Wenn der Apparat noch mehr will kann er doch eigene (rechtlich zulässige!) Technik entwickeln statt sich bequem und kostenlos bei den Providern zu bedienen.
Im letzten Absatz der ersten Seite steht es doch.
"Vielmehr wollte der Oberstaatsanwalt mithilfe der Daten den aktuellen Aufenthaltsort von geflüchteten Mordverdächtigen ermitteln. Dafür wäre eine anlasslose und flächendeckende Speicherung gar nicht erforderlich. Aber selbst in diesen Fällen, was dem sogenannten Quick-Freeze-Verfahren "
Also leiber den Mordverdächtigen laufen lassen? Terroverdächtige auch? Wegen dem geheiligten gehypten Datenschutz?

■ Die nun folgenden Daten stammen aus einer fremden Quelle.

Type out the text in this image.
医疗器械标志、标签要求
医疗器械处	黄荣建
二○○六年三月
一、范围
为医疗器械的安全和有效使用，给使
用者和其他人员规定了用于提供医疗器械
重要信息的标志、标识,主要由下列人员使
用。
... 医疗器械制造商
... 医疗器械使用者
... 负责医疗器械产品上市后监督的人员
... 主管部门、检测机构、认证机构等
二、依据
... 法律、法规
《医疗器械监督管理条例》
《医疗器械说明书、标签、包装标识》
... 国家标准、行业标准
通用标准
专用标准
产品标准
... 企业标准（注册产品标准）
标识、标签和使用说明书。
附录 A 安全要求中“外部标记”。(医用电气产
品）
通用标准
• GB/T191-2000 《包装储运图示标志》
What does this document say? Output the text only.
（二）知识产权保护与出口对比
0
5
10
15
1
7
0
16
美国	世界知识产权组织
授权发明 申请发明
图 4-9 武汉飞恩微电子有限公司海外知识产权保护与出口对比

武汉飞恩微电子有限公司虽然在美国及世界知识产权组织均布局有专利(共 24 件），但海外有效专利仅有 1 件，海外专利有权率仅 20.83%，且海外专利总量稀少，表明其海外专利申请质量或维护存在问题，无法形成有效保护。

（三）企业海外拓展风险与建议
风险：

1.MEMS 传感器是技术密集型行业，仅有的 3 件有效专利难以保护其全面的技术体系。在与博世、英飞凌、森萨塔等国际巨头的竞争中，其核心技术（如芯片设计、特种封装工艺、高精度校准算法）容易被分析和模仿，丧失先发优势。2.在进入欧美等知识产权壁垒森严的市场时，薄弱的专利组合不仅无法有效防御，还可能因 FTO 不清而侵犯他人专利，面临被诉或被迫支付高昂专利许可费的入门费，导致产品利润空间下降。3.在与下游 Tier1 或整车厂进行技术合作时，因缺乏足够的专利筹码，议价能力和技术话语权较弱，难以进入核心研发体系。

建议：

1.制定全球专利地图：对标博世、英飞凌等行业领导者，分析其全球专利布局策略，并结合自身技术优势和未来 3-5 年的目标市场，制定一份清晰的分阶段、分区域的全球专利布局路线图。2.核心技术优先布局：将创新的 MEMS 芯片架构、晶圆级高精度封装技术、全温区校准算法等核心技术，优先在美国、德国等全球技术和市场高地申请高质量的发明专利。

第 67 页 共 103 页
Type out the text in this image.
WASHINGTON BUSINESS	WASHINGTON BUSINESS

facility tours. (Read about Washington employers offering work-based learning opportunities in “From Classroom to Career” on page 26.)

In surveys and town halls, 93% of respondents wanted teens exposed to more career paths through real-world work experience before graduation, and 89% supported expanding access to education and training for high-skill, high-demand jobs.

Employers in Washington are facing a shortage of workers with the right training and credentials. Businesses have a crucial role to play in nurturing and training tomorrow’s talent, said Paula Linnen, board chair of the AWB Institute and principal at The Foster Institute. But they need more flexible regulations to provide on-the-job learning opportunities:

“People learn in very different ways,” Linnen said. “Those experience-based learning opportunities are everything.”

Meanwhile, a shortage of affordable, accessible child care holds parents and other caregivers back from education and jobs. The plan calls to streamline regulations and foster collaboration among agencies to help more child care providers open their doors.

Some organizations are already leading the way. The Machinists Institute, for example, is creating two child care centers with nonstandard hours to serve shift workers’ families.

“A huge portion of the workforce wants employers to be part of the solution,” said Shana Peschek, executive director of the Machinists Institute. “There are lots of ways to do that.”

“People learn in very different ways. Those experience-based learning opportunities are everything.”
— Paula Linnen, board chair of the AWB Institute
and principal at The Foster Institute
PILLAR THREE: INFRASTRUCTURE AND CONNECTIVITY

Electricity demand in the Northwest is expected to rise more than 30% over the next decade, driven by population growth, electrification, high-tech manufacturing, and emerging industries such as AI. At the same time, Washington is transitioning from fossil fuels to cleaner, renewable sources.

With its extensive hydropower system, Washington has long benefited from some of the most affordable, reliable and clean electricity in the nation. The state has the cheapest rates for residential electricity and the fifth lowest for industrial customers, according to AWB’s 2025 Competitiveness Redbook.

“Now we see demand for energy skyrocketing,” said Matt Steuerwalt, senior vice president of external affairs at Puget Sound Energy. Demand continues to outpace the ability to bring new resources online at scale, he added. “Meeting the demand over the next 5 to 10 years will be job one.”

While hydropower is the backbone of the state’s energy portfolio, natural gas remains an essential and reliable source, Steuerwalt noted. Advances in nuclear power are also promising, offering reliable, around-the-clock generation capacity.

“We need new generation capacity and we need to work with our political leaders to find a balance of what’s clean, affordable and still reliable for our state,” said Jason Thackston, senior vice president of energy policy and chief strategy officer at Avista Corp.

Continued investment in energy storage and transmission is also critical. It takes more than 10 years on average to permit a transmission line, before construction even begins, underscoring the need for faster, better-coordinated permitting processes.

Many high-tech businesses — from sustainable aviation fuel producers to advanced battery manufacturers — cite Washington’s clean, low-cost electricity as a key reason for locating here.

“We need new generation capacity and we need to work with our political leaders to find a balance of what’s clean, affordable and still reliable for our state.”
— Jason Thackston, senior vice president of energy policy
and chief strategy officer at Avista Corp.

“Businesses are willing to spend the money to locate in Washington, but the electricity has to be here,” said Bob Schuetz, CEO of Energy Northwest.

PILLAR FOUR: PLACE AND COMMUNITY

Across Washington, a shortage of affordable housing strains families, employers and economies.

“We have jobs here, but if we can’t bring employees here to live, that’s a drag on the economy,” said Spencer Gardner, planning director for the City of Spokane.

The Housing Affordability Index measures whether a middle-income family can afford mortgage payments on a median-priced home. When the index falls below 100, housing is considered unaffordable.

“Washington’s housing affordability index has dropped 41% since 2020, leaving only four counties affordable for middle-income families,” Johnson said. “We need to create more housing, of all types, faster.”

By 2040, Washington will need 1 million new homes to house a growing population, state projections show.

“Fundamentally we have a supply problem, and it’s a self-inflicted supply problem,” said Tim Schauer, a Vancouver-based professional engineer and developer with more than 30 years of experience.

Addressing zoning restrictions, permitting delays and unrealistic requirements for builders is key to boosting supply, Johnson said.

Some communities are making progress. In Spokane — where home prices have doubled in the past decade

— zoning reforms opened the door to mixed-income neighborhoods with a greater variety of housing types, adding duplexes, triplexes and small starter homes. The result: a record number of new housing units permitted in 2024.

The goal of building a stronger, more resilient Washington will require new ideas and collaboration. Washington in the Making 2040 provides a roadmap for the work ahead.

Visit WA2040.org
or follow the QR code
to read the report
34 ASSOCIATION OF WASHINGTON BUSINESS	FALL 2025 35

Falls ja dann bitte nie wieder beschweren das die Polizei ihren Job nicht macht..
Das können die dann halt nicht ohne Werkzeuge. Punkt.
Ja, dann nennen Sie mir doch mal die Mörder und Terroristen, die ohne VDS weiter ihrem Treiben nachgehen konnten. Wo entstehen denn heutzutage die Probleme wie im Berliner Terrorfall? Mangelhafte Kommunikation zwischen den nationalen Dienststellen gerade länderübergreifend, mangelhafte internationale Kommunikation, Fehleinschätzungen, unterbesetzte Dienststellen, Nicht-Ernst-nehmen von Anzeigen,...
Wenn etwas schief gelaufen ist in den letzten Jahren dann ist es eher in diesen Kategorien zu suchen und nicht am Mängel an Werkzeugen. Personal sehe ich ein, da hatte man seitens der Träger in den letzten Jahrzehnten zu stark abgebaut und ist nicht mit den Anforderungen gewachsen.
Die Telekom und Vodafone als Anwälte der Verfassung und der Freiheit. Wer hätte das gedacht? Vom Staat hingegen ist nichts anderes zu erwarten gewesen. Vielleicht klärt man den Sachverhalt mal wieder vor Gericht, die letzte rechtsstaatliche Klatsche ist offensichtlich schon wieder vergessen. Muss erst wieder der europ. Gerichtshof das Vorgehen als nicht verfassungskonform abkanzeln? Es ist schon erschreckend was hierzulande möglich ist.
"Die Telekom und Vodafone als Anwälte der Verfassung und der Freiheit."
BRAVO Telekom, BRAVO Vodafone - Bitte weiter so !!